There are insecticides available to protect ash trees from infestation, but the Park Board has no intention of a widespread campaign to save the ash. Emerald ash borers have killed tens of millions of trees in the past decade, and the decline of the ash tree locally is seen as inevitable.

Homeowners can opt to contact a city-licensed tree care company to save a boulevard ash, but they are responsible for the cost. In 2011, Lake Harriet’s beloved “elf tree” — an ash — got a protective chemical injection paid for by People for the Parks, a nonprofit.

The emerald ash borer is native to Asia and was first found in North America in 2002. It already had killed tens of millions of trees in the U.S. and Canada by 2009, when the Minnesota Department of Agriculture confirmed the state’s first known infestation in St. Paul.

In March 2010, a stand of infested trees was identified in Tower Hill Park in the Prospect Park neighborhood, the first confirmed sighting of emerald ash borer in Minneapolis.
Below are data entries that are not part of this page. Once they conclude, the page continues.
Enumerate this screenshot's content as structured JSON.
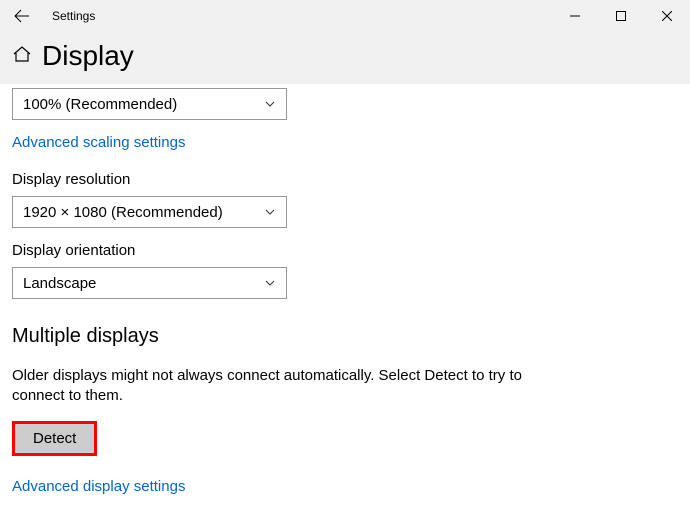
{
  "titlebar": {
    "app_name": "Settings"
  },
  "header": {
    "title": "Display"
  },
  "scale": {
    "selected": "100% (Recommended)",
    "advanced_link": "Advanced scaling settings"
  },
  "resolution": {
    "label": "Display resolution",
    "selected": "1920 × 1080 (Recommended)"
  },
  "orientation": {
    "label": "Display orientation",
    "selected": "Landscape"
  },
  "multiple_displays": {
    "heading": "Multiple displays",
    "help_text": "Older displays might not always connect automatically. Select Detect to try to connect to them.",
    "detect_button": "Detect",
    "advanced_link": "Advanced display settings"
  }
}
The discovery of infested ash trees in Lakewood Cemetery this winter marked its arrival in Southwest.

The Park Board’s current goal is to remove no more than 20 percent of the tree canopy on any individual block in one year. City foresters are culling what the Park Board terms “defective and declining” ash now, but will soon move on to removing otherwise healthy small and large ash trees and replacing them with other tree species.

Minneapolis residents can sign up on the Park Board website to have a boulevard ash tree cut down and replaced. To request replacement, or for more information on emerald ash borer and the Park Board’s response, go to

Nominate a Watershed Hero

Minnehaha Creek Watershed District is seeking nominations for its 2013 Watershed Heroes Awards honoring locals doing their part to maintain clean water in area lakes and streams.

The awards recognize individuals, businesses, organizations and even local governments working to protect the environment and natural resources in the watershed district. The seven award categories are: excellence in development, innovation in government, outstanding partner, youth naturalist, citizen engagement, outstanding contribution and lifetime stewardship.

Nominations are due by July 26 and can be submitted online at or by emailing watershed district Communications Director Telly Mamayek at [email protected] Submissions should include the name of the individual or organization being nominated and a brief description of 200 words or less describing why the nominee is deserving of the award.

The Watershed Heroes Awards ceremony is scheduled for Oct. 17 at the Bayview Event Center in Excelsior.